Multiple commentators have highlighted this structural issue: India’s deflator calculation leans on WPI and CPI inputs and, in practice, has been more WPI sensitive, an odd fit for an economy where services now account for over half of GVA. That mismatch means GDP deflator moves can diverge from what consumers and services firms experience.
Sales Growth Lags Headline GDP
If the economy really expanded volume wise at nearly 8% in Q1, corporate toplines should show robust growth. But real world corporate data tell a different story. RBI/market surveys show sales of listed private non financial firms grew only ~5.5% YoY in Q1 FY26, and broader top company aggregates reported single digit sales growth, far below the official real GDP print.
Even select “Top 500” company tallies reported sales growth in the mid-single digits, reinforcing the disconnect between headline GDP and corporate performance. That gap is worrying because listed corporates are the organized economy’s growth engine; if their sales growth trails “real” GDP, it suggests the GDP number is being buoyed more by deflator mechanics than by underlying demand.
Services matter here too. MOSPI’s annexure shows tertiary (services) GVA contribution is roughly 54-59% of nominal GVA, yet the deflator’s reliance on goods oriented WPI undercounts service price moves. If services inflation is higher than goods inflation (and it often is for items like rents, professional fees, healthcare, education), the blended deflator understates price pressures and inflates real growth.

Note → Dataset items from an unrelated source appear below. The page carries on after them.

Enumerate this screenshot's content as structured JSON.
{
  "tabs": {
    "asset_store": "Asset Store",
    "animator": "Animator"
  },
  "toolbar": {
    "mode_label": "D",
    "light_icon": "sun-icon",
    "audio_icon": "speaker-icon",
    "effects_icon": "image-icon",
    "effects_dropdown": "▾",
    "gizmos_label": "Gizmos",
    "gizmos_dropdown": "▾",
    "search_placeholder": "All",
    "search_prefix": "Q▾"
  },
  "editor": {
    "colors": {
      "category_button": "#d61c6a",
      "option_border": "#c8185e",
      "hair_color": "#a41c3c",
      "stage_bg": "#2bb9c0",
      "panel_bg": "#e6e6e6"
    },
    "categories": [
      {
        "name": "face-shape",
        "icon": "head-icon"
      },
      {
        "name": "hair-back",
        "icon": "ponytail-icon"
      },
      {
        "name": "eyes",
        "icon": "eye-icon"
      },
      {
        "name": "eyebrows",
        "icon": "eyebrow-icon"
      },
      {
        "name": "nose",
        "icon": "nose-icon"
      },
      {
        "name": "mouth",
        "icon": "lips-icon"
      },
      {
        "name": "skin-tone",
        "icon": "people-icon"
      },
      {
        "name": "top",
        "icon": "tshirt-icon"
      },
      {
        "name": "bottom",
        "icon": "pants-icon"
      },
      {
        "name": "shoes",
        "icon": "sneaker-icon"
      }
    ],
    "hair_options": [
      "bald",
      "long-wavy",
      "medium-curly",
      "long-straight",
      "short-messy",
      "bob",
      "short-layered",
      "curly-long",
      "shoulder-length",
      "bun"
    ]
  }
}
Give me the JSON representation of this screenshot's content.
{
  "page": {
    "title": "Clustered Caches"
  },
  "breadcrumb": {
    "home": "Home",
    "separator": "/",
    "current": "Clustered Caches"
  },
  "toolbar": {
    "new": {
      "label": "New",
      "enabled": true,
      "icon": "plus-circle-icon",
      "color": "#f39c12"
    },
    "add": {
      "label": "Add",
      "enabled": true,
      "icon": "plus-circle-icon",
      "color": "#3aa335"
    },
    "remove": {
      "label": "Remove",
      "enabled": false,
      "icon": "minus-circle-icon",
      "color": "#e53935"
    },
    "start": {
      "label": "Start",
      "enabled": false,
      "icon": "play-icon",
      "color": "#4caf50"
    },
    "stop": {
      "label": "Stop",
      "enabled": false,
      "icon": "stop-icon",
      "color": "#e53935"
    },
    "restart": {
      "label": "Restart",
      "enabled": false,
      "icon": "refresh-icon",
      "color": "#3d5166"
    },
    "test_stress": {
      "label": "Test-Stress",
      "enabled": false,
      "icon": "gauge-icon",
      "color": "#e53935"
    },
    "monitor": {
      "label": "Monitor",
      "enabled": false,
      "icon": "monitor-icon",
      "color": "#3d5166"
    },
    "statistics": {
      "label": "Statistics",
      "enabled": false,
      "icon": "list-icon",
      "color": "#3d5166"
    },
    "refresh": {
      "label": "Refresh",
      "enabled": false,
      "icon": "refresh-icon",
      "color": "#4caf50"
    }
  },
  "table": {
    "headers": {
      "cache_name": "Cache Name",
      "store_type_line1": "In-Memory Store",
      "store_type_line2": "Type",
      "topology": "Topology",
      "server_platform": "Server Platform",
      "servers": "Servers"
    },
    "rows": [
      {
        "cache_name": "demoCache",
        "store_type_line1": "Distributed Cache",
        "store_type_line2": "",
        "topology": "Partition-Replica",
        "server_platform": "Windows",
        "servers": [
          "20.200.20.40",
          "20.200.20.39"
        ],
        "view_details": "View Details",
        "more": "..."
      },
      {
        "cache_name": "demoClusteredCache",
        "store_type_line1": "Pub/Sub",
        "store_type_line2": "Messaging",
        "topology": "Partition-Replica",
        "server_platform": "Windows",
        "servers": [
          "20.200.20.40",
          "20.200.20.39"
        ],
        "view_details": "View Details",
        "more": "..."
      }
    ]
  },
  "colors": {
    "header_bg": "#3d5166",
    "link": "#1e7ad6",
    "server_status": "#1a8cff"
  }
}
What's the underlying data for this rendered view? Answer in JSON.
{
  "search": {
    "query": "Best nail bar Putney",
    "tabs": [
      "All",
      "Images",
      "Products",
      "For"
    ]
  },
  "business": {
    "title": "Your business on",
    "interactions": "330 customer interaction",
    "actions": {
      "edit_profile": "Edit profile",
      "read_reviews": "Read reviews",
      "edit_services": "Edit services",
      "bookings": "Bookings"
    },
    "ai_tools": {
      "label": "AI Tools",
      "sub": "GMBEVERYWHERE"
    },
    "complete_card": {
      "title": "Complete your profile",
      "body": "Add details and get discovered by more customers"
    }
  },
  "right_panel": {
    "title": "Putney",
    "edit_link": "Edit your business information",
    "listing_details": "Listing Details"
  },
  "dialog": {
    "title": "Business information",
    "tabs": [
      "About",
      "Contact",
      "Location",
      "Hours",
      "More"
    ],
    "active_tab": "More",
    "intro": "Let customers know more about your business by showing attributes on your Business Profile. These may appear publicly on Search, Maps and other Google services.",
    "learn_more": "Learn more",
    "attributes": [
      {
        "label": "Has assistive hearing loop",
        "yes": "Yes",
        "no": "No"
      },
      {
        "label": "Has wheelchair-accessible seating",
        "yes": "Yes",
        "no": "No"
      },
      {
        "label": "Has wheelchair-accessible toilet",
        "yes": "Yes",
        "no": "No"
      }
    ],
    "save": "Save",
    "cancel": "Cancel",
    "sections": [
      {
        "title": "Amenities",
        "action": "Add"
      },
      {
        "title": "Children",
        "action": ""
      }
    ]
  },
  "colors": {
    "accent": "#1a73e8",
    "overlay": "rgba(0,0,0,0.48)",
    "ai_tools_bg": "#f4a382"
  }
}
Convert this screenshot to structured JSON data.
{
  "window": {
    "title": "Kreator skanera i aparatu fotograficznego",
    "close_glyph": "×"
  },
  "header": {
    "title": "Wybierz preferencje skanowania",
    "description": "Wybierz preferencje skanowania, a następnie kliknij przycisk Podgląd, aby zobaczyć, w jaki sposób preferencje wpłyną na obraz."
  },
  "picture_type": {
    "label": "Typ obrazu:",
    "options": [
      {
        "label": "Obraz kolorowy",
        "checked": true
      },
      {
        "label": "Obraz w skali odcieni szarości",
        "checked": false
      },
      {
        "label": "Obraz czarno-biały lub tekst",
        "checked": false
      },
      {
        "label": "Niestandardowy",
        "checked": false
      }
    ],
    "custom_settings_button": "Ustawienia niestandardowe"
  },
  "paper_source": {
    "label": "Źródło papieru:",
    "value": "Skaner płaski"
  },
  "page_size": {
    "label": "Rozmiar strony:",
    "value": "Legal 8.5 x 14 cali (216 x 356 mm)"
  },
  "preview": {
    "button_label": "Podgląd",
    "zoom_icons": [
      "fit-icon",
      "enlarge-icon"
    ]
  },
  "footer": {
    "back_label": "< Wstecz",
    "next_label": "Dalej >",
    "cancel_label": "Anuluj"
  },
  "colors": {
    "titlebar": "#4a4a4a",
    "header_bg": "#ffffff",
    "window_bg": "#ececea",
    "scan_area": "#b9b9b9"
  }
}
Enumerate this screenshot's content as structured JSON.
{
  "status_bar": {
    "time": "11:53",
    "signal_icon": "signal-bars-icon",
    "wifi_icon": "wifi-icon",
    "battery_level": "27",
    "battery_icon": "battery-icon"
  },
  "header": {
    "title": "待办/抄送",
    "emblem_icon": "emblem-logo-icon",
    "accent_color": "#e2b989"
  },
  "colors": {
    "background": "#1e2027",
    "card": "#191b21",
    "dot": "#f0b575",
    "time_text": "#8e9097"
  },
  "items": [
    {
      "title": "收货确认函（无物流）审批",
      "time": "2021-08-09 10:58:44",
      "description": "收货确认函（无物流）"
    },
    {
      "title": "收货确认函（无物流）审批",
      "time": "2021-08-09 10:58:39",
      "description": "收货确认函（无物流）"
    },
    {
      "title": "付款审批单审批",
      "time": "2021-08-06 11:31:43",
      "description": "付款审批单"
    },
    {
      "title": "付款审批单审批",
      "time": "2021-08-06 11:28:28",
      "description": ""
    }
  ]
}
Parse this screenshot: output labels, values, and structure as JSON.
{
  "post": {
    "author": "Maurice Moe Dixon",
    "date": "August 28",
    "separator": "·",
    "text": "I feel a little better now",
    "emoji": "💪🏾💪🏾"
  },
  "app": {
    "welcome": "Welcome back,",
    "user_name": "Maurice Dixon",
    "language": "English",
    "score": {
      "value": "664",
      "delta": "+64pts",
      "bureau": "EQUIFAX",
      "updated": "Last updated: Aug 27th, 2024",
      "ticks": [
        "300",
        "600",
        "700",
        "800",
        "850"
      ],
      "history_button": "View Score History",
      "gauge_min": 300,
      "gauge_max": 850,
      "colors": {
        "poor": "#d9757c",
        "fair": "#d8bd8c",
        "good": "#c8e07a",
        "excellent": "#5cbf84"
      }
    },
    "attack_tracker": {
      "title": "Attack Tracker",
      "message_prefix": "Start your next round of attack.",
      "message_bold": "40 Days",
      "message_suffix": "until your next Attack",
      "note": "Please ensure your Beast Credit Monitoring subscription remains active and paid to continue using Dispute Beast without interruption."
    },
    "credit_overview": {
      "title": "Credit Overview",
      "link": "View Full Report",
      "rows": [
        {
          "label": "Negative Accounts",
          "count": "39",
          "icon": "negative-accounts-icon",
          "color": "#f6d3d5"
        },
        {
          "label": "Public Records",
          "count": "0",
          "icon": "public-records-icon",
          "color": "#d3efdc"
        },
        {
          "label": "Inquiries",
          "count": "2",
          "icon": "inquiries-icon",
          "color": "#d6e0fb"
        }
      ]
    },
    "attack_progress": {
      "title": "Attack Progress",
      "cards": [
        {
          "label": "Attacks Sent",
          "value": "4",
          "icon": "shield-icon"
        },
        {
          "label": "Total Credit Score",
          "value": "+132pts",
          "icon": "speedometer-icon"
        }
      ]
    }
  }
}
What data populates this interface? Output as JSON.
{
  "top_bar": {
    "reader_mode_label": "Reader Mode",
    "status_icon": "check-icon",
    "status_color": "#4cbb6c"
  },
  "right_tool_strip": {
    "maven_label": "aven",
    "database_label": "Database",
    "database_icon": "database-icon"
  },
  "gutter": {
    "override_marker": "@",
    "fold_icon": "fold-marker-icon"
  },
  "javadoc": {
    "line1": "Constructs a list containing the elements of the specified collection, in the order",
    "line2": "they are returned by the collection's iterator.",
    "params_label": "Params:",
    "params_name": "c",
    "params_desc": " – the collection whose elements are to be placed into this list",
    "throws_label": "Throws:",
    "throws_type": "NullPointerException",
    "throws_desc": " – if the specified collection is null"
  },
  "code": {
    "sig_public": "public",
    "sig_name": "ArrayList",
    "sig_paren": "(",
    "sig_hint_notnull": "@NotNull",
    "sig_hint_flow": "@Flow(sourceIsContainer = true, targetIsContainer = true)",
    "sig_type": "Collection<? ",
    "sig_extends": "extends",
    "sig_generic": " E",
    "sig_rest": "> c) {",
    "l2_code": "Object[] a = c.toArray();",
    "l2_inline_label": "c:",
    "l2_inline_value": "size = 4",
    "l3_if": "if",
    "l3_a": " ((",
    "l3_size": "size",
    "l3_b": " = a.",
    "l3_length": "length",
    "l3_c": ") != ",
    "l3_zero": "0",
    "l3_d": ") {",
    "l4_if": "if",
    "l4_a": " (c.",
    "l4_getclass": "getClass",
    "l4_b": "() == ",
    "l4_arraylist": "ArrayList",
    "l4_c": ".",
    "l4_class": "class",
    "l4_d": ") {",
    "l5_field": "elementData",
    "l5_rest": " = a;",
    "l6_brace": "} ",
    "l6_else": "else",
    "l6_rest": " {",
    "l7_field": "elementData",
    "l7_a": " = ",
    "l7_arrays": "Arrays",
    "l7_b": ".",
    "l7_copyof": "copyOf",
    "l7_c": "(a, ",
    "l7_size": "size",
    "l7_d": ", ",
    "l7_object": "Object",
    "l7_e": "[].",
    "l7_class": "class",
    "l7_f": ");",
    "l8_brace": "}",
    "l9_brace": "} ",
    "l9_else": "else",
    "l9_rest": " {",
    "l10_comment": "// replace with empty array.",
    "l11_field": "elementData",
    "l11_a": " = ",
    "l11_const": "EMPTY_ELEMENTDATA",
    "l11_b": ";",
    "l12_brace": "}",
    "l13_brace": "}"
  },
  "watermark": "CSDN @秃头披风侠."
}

MOSPI’s own methodological notes remind users that quarterly estimates are compiled from multiple proxies and subject to revision, another reason to treat the early Q1 print cautiously.
Why Does This Matter?
The composition of the deflator has real consequences: monetary policy (RBI), fiscal calculations, investor expectations and corporate planning all depend on accurate real growth signals. If policymakers read an overstated real GDP print as stronger demand, they could delay needed support; if markets expect a growth boom, valuations and positioning may overshoot reality.
The mismatch also undermines public trust in official statistics when on-the-ground indicators (corporate sales, hiring, services activity) don’t match the headline. MOSPI’s press release explicitly cautions that improved data coverage and revisions could alter these estimates, a technical but meaningful caveat for anyone using the Q1 print as gospel.
Conclusion
MOSPI’s 7.8% Q1 print is not wrong technically, but it’s heavily shaped by a weak WPI driven deflator and early estimate methodology. With listed companies’ sales growing only mid-single digits and services under-measured in the deflator, treat the headline as an invitation to dig deeper, not as conclusive proof of an economic boom.